Dollar Weakness Resuming Ahead Of Powell Testimonies

 | Feb 26, 2018 09:32

Market Overview

The recovery seen on the US dollar in recent sessions seems to once more be ebbing away as traders have come back to their desks to sell the Greenback on Monday morning. Treasury yields may not have not been such a primary factor in driving the dollar moves in recent weeks, but with rates falling early today the traction is beginning to build for renewed dollar selling pressure again today.

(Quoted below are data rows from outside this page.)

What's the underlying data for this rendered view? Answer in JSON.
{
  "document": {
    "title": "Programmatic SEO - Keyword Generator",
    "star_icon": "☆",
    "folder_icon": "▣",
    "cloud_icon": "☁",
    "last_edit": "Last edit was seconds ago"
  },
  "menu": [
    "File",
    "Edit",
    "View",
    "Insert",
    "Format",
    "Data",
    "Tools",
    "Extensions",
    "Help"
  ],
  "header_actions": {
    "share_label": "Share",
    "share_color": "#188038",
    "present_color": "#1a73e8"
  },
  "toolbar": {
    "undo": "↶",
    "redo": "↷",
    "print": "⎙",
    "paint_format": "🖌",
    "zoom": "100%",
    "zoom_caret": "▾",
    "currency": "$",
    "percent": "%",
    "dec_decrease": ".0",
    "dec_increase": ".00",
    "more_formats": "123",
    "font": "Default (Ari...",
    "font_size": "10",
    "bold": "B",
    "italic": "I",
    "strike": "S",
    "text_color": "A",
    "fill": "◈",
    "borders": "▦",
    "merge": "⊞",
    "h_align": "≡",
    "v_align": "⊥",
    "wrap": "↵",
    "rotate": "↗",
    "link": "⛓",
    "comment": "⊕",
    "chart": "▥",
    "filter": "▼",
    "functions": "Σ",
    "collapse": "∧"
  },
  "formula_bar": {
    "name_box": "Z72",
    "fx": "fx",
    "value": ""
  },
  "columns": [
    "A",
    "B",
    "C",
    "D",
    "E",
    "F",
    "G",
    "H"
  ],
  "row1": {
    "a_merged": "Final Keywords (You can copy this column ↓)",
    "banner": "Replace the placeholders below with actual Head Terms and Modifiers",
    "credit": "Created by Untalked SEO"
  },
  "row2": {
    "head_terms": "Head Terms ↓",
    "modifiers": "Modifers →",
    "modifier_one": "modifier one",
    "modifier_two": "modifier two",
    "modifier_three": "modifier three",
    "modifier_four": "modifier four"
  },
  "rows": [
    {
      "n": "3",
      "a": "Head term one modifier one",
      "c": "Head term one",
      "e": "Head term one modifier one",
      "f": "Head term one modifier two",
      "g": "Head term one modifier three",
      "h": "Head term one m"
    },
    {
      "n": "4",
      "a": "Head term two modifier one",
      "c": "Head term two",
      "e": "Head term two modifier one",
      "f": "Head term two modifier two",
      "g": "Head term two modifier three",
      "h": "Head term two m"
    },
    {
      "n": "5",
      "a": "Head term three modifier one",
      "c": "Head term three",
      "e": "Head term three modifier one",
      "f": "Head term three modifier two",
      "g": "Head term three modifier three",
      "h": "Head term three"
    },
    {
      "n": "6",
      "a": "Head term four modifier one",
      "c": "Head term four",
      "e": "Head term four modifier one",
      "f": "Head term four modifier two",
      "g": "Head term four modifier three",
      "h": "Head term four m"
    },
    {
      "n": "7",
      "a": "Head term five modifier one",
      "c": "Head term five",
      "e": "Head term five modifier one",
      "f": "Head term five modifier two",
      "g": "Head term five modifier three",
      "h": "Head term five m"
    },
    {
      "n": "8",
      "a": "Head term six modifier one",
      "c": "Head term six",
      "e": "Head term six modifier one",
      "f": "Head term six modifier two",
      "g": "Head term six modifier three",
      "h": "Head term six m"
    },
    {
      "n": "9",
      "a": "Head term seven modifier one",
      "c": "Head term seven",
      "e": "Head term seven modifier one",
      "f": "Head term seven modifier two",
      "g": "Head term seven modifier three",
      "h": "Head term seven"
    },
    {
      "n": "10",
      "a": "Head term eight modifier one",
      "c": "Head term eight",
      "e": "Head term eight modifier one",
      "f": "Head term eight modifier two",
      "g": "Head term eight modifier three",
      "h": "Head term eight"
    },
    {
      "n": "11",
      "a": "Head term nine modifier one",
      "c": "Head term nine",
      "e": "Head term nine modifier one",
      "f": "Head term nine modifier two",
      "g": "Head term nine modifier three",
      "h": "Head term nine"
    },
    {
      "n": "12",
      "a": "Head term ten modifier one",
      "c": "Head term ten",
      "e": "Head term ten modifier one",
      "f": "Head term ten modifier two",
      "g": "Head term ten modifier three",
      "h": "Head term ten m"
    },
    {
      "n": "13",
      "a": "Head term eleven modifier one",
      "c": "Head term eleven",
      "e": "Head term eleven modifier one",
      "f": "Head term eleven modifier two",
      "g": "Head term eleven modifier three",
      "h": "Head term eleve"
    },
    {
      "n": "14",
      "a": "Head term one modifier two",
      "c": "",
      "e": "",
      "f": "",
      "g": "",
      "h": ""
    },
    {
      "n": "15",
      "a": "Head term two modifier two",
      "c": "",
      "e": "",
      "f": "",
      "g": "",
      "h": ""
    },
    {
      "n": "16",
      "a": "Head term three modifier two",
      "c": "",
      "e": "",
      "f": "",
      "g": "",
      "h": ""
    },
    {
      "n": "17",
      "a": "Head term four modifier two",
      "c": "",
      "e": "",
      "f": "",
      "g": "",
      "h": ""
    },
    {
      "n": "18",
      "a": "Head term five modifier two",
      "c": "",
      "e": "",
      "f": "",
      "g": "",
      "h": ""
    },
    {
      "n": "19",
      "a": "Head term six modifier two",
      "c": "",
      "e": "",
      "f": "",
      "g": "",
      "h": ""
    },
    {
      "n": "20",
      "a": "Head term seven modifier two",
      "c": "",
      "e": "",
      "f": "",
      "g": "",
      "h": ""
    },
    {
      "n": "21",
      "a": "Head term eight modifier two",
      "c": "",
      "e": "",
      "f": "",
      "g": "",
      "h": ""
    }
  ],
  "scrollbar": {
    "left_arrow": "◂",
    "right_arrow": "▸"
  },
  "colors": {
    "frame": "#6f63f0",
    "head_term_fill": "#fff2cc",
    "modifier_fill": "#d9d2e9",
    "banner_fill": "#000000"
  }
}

This dollar weakness comes ahead of key US inflation numbers and new Fed chair Jerome Powell testifies before Congress for the first time this week. It has always looked that near term dollar rallies would be seen as a chance to sell and with key markets such as Dollar/Yen again finding downside traction, the dollar bears seem ready to make their move again. Equity markets seem to be finding confidence once more from gains on Wall Street and a weaker dollar again, even if the currency issue means that the DAX and FTSE 100 are likely to continue to underperform their US counterparts.

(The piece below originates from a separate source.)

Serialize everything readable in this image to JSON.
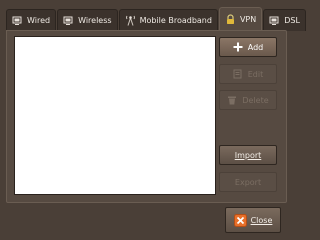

Wall Street closed strongly on Friday with the S&P 500 jumping +1.6% to 2747, with Asian markets positive overnight (Nikkei +1.2%). European markets are positive in early moves but whether they can see the same sorts of moves of Asian and US markets before then, remains to be seen.

In forex, the dollar is broadly weaker across the majors, with no real standout performer, although the Canadian dollar seems to be building up a phase of relative underperformance.

In commodities, the weaker dollar is helping gold strongly higher by $10, whilst oil is again positive in early moves.

From the economic calendar, the main focus will be the US New Home Sales at 15:00 GMT which are expected to improve strongly to 655,000 (from 625,000). However it will be the comments from ECB President Mario Draghi who is due to testify before the European Parliament at 14:00 GMT and will certainly drive volatility in Bund yields, the euro and also the DAX.

Chart of the Day – EUR/JPY

The outlook for the yen has been improving decisively over recent weeks and although a downtrend was broken a couple of weeks ago, it proved to be a scant respite as the negative candles continued to flow and the market formed lower highs and lower lows. However, the bears are increasingly looking to secure a decisive downside move. The support at 131.15 held the market up throughout a consolidation phase of September into November, but as the momentum has become increasingly negative in recent weeks this support has now been broken. Initially broken on an intraday basis, if the market can now close below 131.15 then this would be a significant medium to longer term move, which would confirm a breakdown of the bull run that really began back in April 2017. Trading below all the moving averages reflects this negative configuration on the pair now and rallies should be seen as a chance to sell. The hourly chart shows a resistance band 131.60/132.00 is now a near term “sell zone” with the hourly momentum negatively configured as the RSI fails around 50/60 and MACD under neutral. Below the initial minor support at 130.60 the next basis of support is not until 129.35/45.